If you’re like me when you heard “bleed” for the first time in reference to graphic art, you definitely didn’t envision the same thing as would a seasoned graphic designer.

Your mind’s path may have led you to something more like this:




But graphic art bleed is actually referring to this:


As you can see from this image, bleed has it’s place almost at the paper’s edge.

So, why is bleed so important? It’s because bleed is essentially extra printed material! Bleed is included in the final print file so that the end product will show color edge to edge (not white edges, unless of course your background color is white).

Bleed allows wiggle room for printers because it is subject to shrink by the heat of the heater during the dye sub process. It also allows extra wiggle room during the finishing process as cutters will need to cut off excess material, and seamstresses or seamsters, respectfully, will need material to hem and sew. Bleed may or may not be included in the final product, depending on all these factors.  

And considering all these factors, bleed also helps to ensure your graphic art will come out as expected. Because, isn't that what you really want anyway?
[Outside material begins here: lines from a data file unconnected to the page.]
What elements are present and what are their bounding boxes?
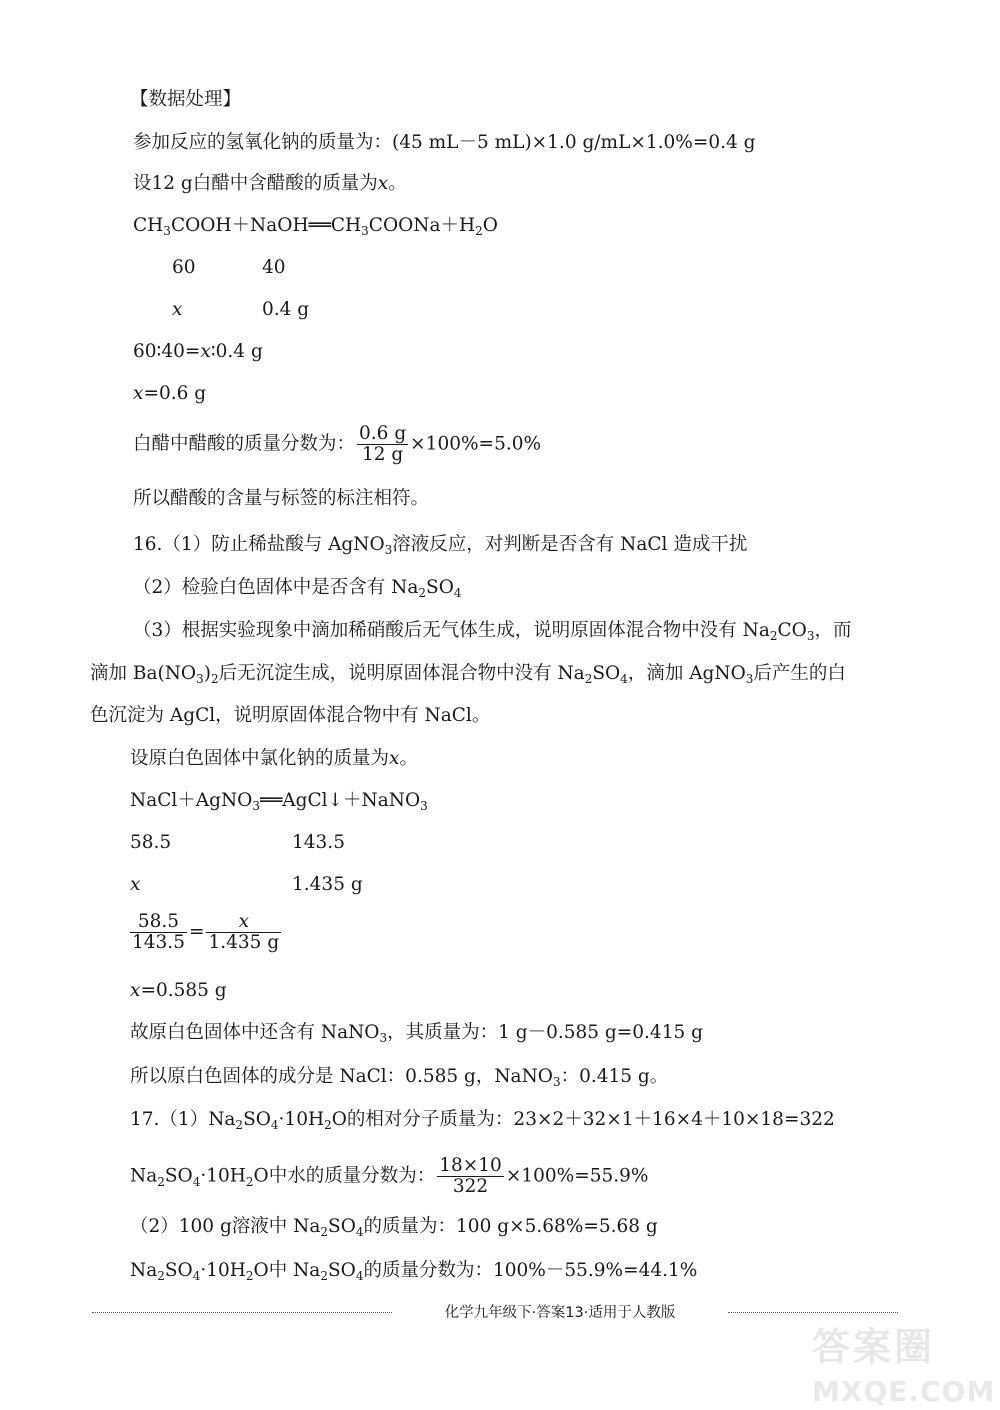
q16-a1: 16.（1）防止稀盐酸与 AgNO$_3$溶液反应，对判断是否含有 NaCl 造成干扰 <box>133 534 748 557</box>
naoh-mass-line: 参加反应的氢氧化钠的质量为：(45 mL－5 mL)×1.0 g/mL×1.0%=0.4 g <box>133 132 756 153</box>
proportion-line: $\frac{58.5}{143.5}$ = $\frac{x}{1.435 g}$ <box>132 911 280 953</box>
watermark-logo: 答案圈 <box>812 1325 936 1369</box>
q17-a2: （2）100 g溶液中 $Na_2SO_4$的质量为：100 g×5.68%=5.68 g <box>130 1216 658 1239</box>
section-title: 【数据处理】 <box>130 89 242 110</box>
q16-a2: （2）检验白色固体中是否含有 $Na_2SO_4$ <box>133 577 462 600</box>
watermark <box>812 1316 996 1408</box>
water-fraction-line: $Na_2SO_4\cdot 10H_2O$中水的质量分数为： $\frac{18\times 10}{322}$ ×100%=55.9% <box>130 1155 649 1197</box>
fraction: $\frac{58.5}{143.5}$ <box>132 911 185 953</box>
molar-mass-nacl: 58.5 <box>130 832 172 853</box>
mass-agcl: 1.435 g <box>292 874 363 895</box>
molar-mass-agcl: 143.5 <box>292 832 345 853</box>
footer-divider-left <box>92 1312 392 1313</box>
fraction: $\frac{x}{1.435 g}$ <box>208 911 280 953</box>
result-x-nacl: x=0.585 g <box>130 980 227 1001</box>
mass-x-nacl: x <box>130 874 141 895</box>
q17-a1: $17.(1)Na_2SO_4\cdot 10H_2O$的相对分子质量为：23×2＋32×1＋16×4＋10×18=322 <box>130 1109 835 1132</box>
watermark-site: MXQE.COM <box>812 1375 996 1408</box>
q16-a3-line1: （3）根据实验现象中滴加稀硝酸后无气体生成，说明原固体混合物中没有 $Na_2CO_3$，而 <box>133 620 852 643</box>
nano3-mass-line: 故原白色固体中还含有 NaNO$_3$，其质量为：1 g－0.585 g=0.415 g <box>130 1022 703 1045</box>
mass-x: x <box>172 299 183 320</box>
ratio-line: 60∶40=x∶0.4 g <box>133 341 263 362</box>
q16-let-x: 设原白色固体中氯化钠的质量为x。 <box>130 748 418 769</box>
q16-a3-line2: 滴加 $Ba(NO_3)_2$后无沉淀生成，说明原固体混合物中没有 $Na_2SO_4$，滴加 AgNO$_3$后产生的白 <box>90 663 846 686</box>
na2so4-fraction-line: $Na_2SO_4\cdot 10H_2O$中 $Na_2SO_4$的质量分数为：100%－55.9%=44.1% <box>130 1260 698 1283</box>
conclusion-line: 所以醋酸的含量与标签的标注相符。 <box>133 488 430 509</box>
molar-mass-naoh: 40 <box>262 257 286 278</box>
page-footer <box>92 1301 898 1325</box>
result-x-line: x=0.6 g <box>133 383 207 404</box>
q16-a3-line3: 色沉淀为 AgCl，说明原固体混合物中有 NaCl。 <box>90 705 491 726</box>
mass-fraction-line: 白醋中醋酸的质量分数为： $\frac{0.6 g}{12 g}$ ×100%=5.0% <box>133 423 542 465</box>
mass-naoh: 0.4 g <box>262 299 310 320</box>
precipitation-equation: NaCl＋AgNO$_3$══AgCl↓＋NaNO$_3$ <box>130 790 428 813</box>
molar-mass-acid: 60 <box>172 257 196 278</box>
composition-line: 所以原白色固体的成分是 NaCl：0.585 g，NaNO$_3$：0.415 g。 <box>130 1066 669 1089</box>
let-x-line: 设12 g白醋中含醋酸的质量为x。 <box>133 173 407 194</box>
footer-text: 化学九年级下·答案13·适用于人教版 <box>444 1305 676 1321</box>
fraction: $\frac{18\times 10}{322}$ <box>439 1155 502 1197</box>
footer-divider-right <box>728 1312 898 1313</box>
acid-base-equation: $CH_3COOH+NaOH══CH_3COONa+H_2O$ <box>133 215 498 238</box>
fraction: $\frac{0.6 g}{12 g}$ <box>359 423 407 465</box>
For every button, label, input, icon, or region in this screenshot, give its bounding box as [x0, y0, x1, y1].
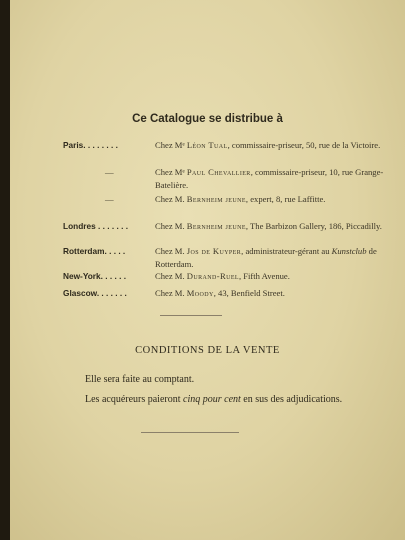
divider	[160, 315, 222, 316]
entry-address: , The Barbizon Gallery, 186, Piccadilly.	[245, 221, 382, 231]
entry-dash: —	[105, 194, 114, 204]
catalogue-page	[10, 0, 405, 540]
divider	[141, 432, 239, 433]
entry-prefix: Chez Mᵉ	[155, 167, 187, 177]
entry-name: Bernheim jeune	[186, 221, 246, 231]
entry-prefix: Chez M.	[155, 221, 187, 231]
entry-info	[155, 245, 387, 271]
entry-info	[155, 166, 387, 192]
entry-name: Bernheim jeune	[186, 194, 246, 204]
entry-info	[155, 139, 387, 152]
entry-name: Moody	[186, 288, 214, 298]
paragraph-text-end: en sus des adjudications.	[240, 394, 343, 405]
entry-prefix: Chez M.	[155, 271, 187, 281]
entry-prefix: Chez M.	[155, 288, 187, 298]
entry-name: Paul Chevallier	[186, 167, 251, 177]
entry-prefix: Chez M.	[155, 194, 187, 204]
entry-place: New-York. . . . . .	[63, 271, 127, 281]
entry-info	[155, 220, 387, 233]
entry-place: Rotterdam. . . . .	[63, 246, 126, 256]
entry-address: , administrateur-gérant au	[241, 246, 332, 256]
entry-address: , 43, Benfield Street.	[213, 288, 285, 298]
conditions-paragraph-percent	[65, 392, 345, 407]
entry-address: , commissaire-priseur, 50, rue de la Victoire.	[227, 140, 381, 150]
entry-name: Durand-Ruel	[186, 271, 239, 281]
conditions-paragraph: Elle sera faite au comptant.	[85, 374, 195, 385]
entry-info	[155, 287, 387, 300]
entry-place: Paris. . . . . . . .	[63, 140, 118, 150]
entry-address: , Fifth Avenue.	[238, 271, 290, 281]
entry-prefix: Chez Mᵉ	[155, 140, 187, 150]
entry-dash: —	[105, 167, 114, 177]
entry-info	[155, 193, 387, 206]
entry-info	[155, 270, 387, 283]
entry-prefix: Chez M.	[155, 246, 187, 256]
catalogue-heading: Ce Catalogue se distribue à	[132, 113, 283, 125]
entry-address: , commissaire-priseur, 10, rue Grange-Batelière.	[155, 167, 384, 190]
entry-place: Londres . . . . . . .	[63, 221, 129, 231]
entry-address-end: de Rotterdam.	[155, 246, 377, 269]
entry-name: Léon Tual	[186, 140, 228, 150]
entry-place: Glascow. . . . . . .	[63, 288, 127, 298]
entry-address: , expert, 8, rue Laffitte.	[245, 194, 326, 204]
entry-name: Jos de Kuyper	[186, 246, 242, 256]
entry-club: Kunstclub	[331, 246, 367, 256]
paragraph-italic: cinq pour cent	[183, 394, 241, 405]
conditions-title: CONDITIONS DE LA VENTE	[135, 345, 280, 356]
paragraph-text: Les acquéreurs paieront	[85, 394, 184, 405]
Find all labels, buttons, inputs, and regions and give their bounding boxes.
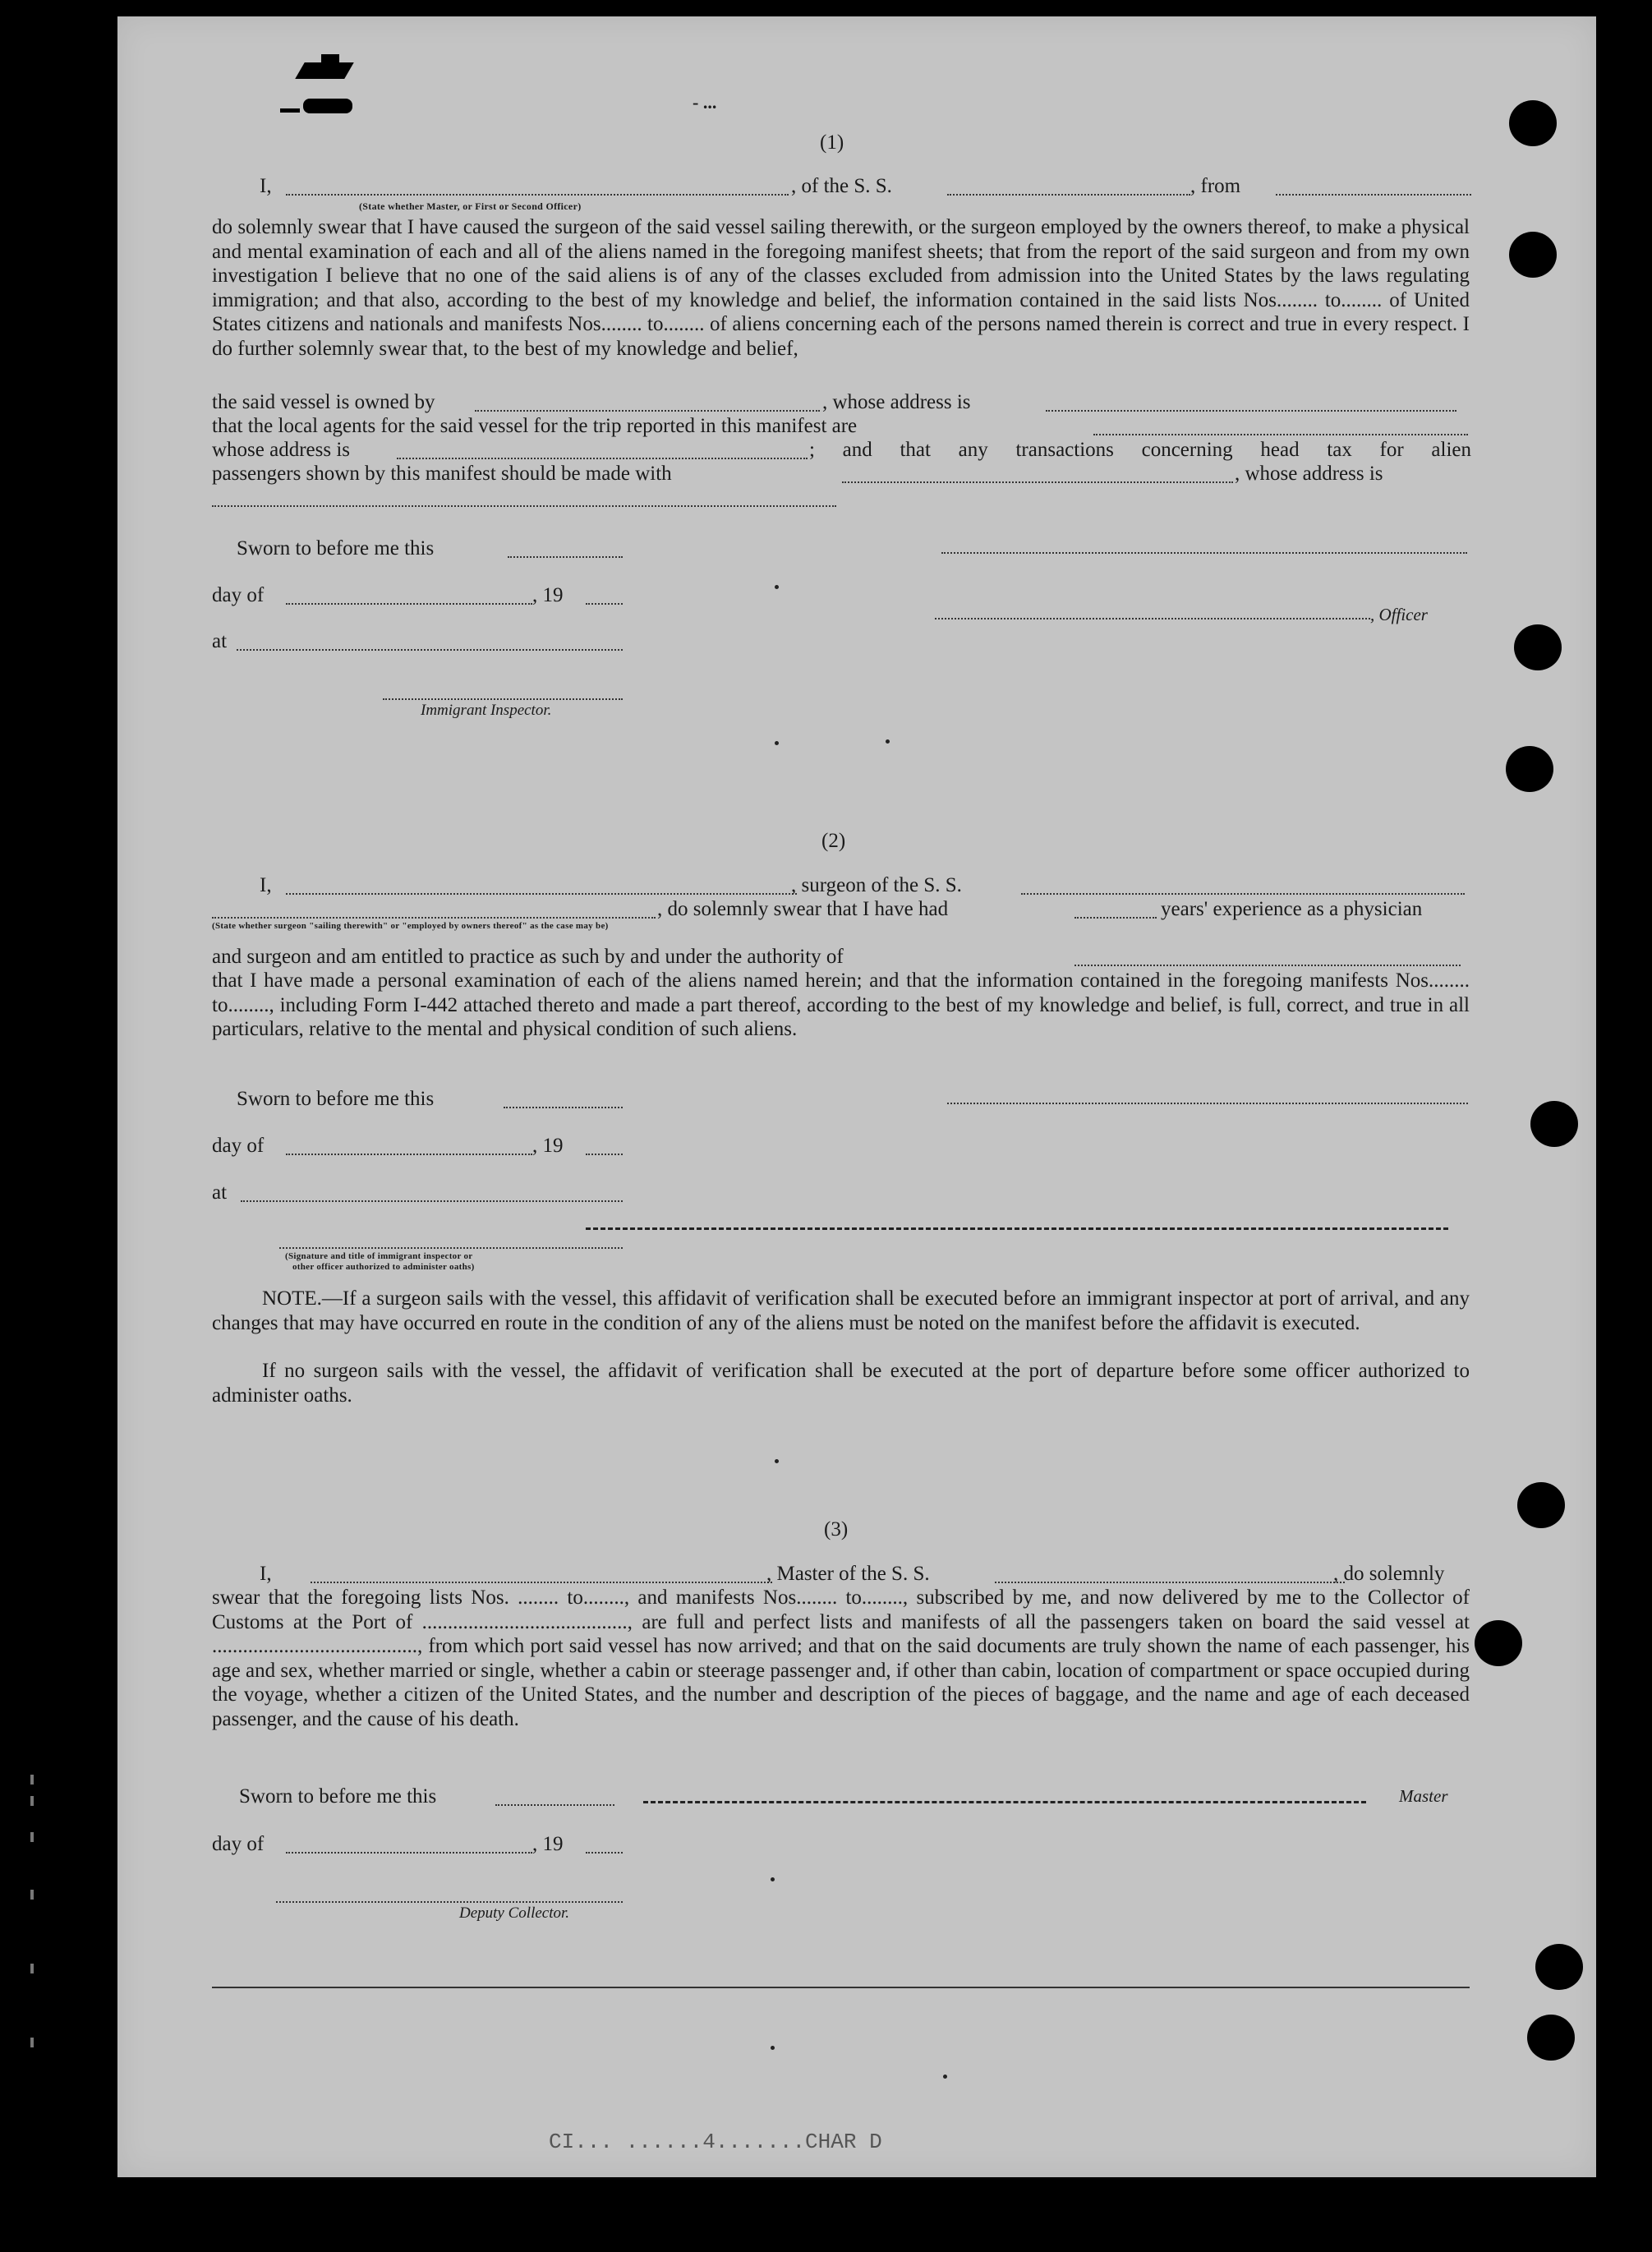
- signature-line: [935, 618, 1370, 619]
- section-1-whose-address-2: whose address is: [212, 439, 351, 461]
- blank-line: [397, 458, 808, 459]
- blank-line: [1276, 194, 1471, 196]
- section-1-year: , 19: [532, 584, 564, 606]
- punch-hole: [1506, 746, 1553, 792]
- signature-dashed-line: [643, 1801, 1366, 1803]
- section-1-at: at: [212, 630, 228, 652]
- blank-line: [504, 1107, 623, 1108]
- signature-line: [276, 1901, 623, 1903]
- blank-line: [475, 410, 820, 412]
- signature-dashed-line: [586, 1227, 1448, 1230]
- speck: [771, 2046, 775, 2050]
- speck: [771, 1877, 775, 1881]
- blank-line: [947, 194, 1190, 196]
- bottom-rule: [212, 1987, 1470, 1988]
- section-2-day-of: day of: [212, 1135, 265, 1157]
- blank-line: [212, 505, 836, 507]
- section-3-year: , 19: [532, 1833, 564, 1855]
- punch-hole: [1514, 624, 1562, 670]
- section-2-number: (2): [821, 830, 846, 852]
- punch-hole: [1530, 1101, 1578, 1147]
- section-1-line-I: I,: [260, 175, 272, 197]
- section-3-master-of: , Master of the S. S.: [766, 1563, 930, 1585]
- section-1-whose-address-3: , whose address is: [1235, 463, 1383, 485]
- blank-line: [311, 1582, 772, 1583]
- blank-line: [495, 1804, 614, 1806]
- section-1-owned-by: the said vessel is owned by: [212, 391, 435, 413]
- signature-line: [947, 1103, 1468, 1104]
- blank-line: [1074, 965, 1461, 966]
- edge-mark: [30, 1775, 34, 1785]
- blank-line: [1074, 917, 1157, 919]
- blank-line: [237, 649, 623, 651]
- section-2-year: , 19: [532, 1135, 564, 1157]
- ink-mark: [280, 108, 300, 113]
- section-1-whose-address: , whose address is: [822, 391, 971, 413]
- section-1-paragraph: do solemnly swear that I have caused the surgeon of the said vessel sailing therewith, or the surgeon employed by the owners thereof, to make a physical and mental examination of each and all of the aliens named in the foregoing manifest sheets; that from the report of the said surgeon and from my own investigation I believe that no one of the said aliens is of any of the classes excluded from admission into the United States by the laws regulating immigration; and that also, according to the best of my knowledge and belief, the information contained in the said lists Nos........ to........ of United States citizens and nationals and manifests Nos........ to........ of aliens concerning each of the persons named therein is correct and true in every respect. I do further solemnly swear that, to the best of my knowledge and belief,: [212, 216, 1470, 360]
- punch-hole: [1527, 2015, 1575, 2061]
- section-3-do-solemnly: , do solemnly: [1333, 1563, 1445, 1585]
- section-3-collector: Deputy Collector.: [459, 1904, 570, 1922]
- speck: [943, 2075, 947, 2079]
- bleed-through-text: CI... ......4.......CHAR D: [549, 2130, 882, 2154]
- edge-mark: [30, 1796, 34, 1806]
- section-3-master: Master: [1399, 1786, 1448, 1806]
- section-2-years-exp: years' experience as a physician: [1161, 898, 1423, 920]
- blank-line: [286, 1154, 532, 1155]
- signature-line: [279, 1247, 623, 1249]
- section-3-line-I: I,: [260, 1563, 272, 1585]
- blank-line: [1021, 893, 1465, 895]
- section-1-day-of: day of: [212, 584, 265, 606]
- blank-line: [842, 481, 1233, 483]
- section-2-note: (State whether surgeon "sailing therewith" or "employed by owners thereof" as the case may be): [212, 921, 609, 931]
- punch-hole: [1517, 1482, 1565, 1528]
- section-1-sworn: Sworn to before me this: [237, 537, 435, 560]
- section-2-surgeon-of: , surgeon of the S. S.: [791, 874, 962, 896]
- section-2-signature-note-1: (Signature and title of immigrant inspector or: [285, 1251, 473, 1261]
- section-2-note-paragraph-1: NOTE.—If a surgeon sails with the vessel, this affidavit of verification shall be executed before an immigrant inspector at port of arrival, and any changes that may have occurred en route in the condition of any of the aliens must be noted on the manifest before the affidavit is executed.: [212, 1287, 1470, 1334]
- speck: [886, 739, 890, 744]
- section-1-officer: , Officer: [1370, 605, 1428, 624]
- section-1-transactions: ; and that any transactions concerning head tax for alien: [809, 439, 1471, 461]
- section-3-number: (3): [824, 1518, 849, 1540]
- section-1-note: (State whether Master, or First or Second Officer): [359, 200, 582, 212]
- signature-line: [941, 552, 1467, 554]
- section-2-sworn: Sworn to before me this: [237, 1088, 435, 1110]
- section-2-paragraph: that I have made a personal examination of each of the aliens named herein; and that the information contained in the foregoing manifests Nos........ to........, including Form I-442 attached thereto and made a part thereof, according to the best of my knowledge and belief, is full, correct, and true in all particulars, relative to the mental and physical condition of such aliens.: [212, 969, 1470, 1040]
- blank-line: [286, 194, 789, 196]
- speck: [775, 741, 779, 745]
- blank-line: [286, 1852, 532, 1854]
- ink-mark: [303, 99, 352, 113]
- blank-line: [995, 1582, 1345, 1583]
- section-1-passengers: passengers shown by this manifest should be made with: [212, 463, 672, 485]
- blank-line: [286, 603, 532, 605]
- edge-mark: [30, 1964, 34, 1973]
- punch-hole: [1509, 232, 1557, 278]
- punch-hole: [1535, 1944, 1583, 1990]
- blank-line: [1046, 410, 1456, 412]
- section-2-authority: and surgeon and am entitled to practice as such by and under the authority of: [212, 946, 844, 968]
- blank-line: [212, 917, 656, 919]
- section-2-signature-note-2: other officer authorized to administer oaths): [292, 1262, 475, 1272]
- blank-line: [586, 1154, 623, 1155]
- punch-hole: [1475, 1620, 1522, 1666]
- blank-line: [286, 893, 797, 895]
- section-2-do-solemnly: , do solemnly swear that I have had: [657, 898, 949, 920]
- blank-line: [586, 603, 623, 605]
- section-1-of-ss: , of the S. S.: [791, 175, 892, 197]
- section-2-at: at: [212, 1181, 228, 1204]
- section-2-line-I: I,: [260, 874, 272, 896]
- section-2-note-paragraph-2: If no surgeon sails with the vessel, the affidavit of verification shall be executed at the port of departure before some officer authorized to administer oaths.: [212, 1360, 1470, 1407]
- blank-line: [508, 556, 623, 558]
- blank-line: [586, 1852, 623, 1854]
- edge-mark: [30, 1832, 34, 1842]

So, please consider what happens with bleed when you start designing. Here’s some quick advice:

  • Don’t put your text or logos on the bleed section! But, do extend your background colors onto the bleed section of any template that includes a bleed border.

  • When placing text and logos, always allow room for margins. To help guide you, our templates include a “Yellow Safe Zone” so you know to place all important logo and information here, and only here.

  • One of our graphic designers, Aileen, says it’s like decorating a cake. “Yellow Safe Zones” (see templates) are for words and design. Are you going to want your design on the edges? No, you want to leave a nice margin so it looks appealing. But you still need to frost the whole cake before you put your message in the middle.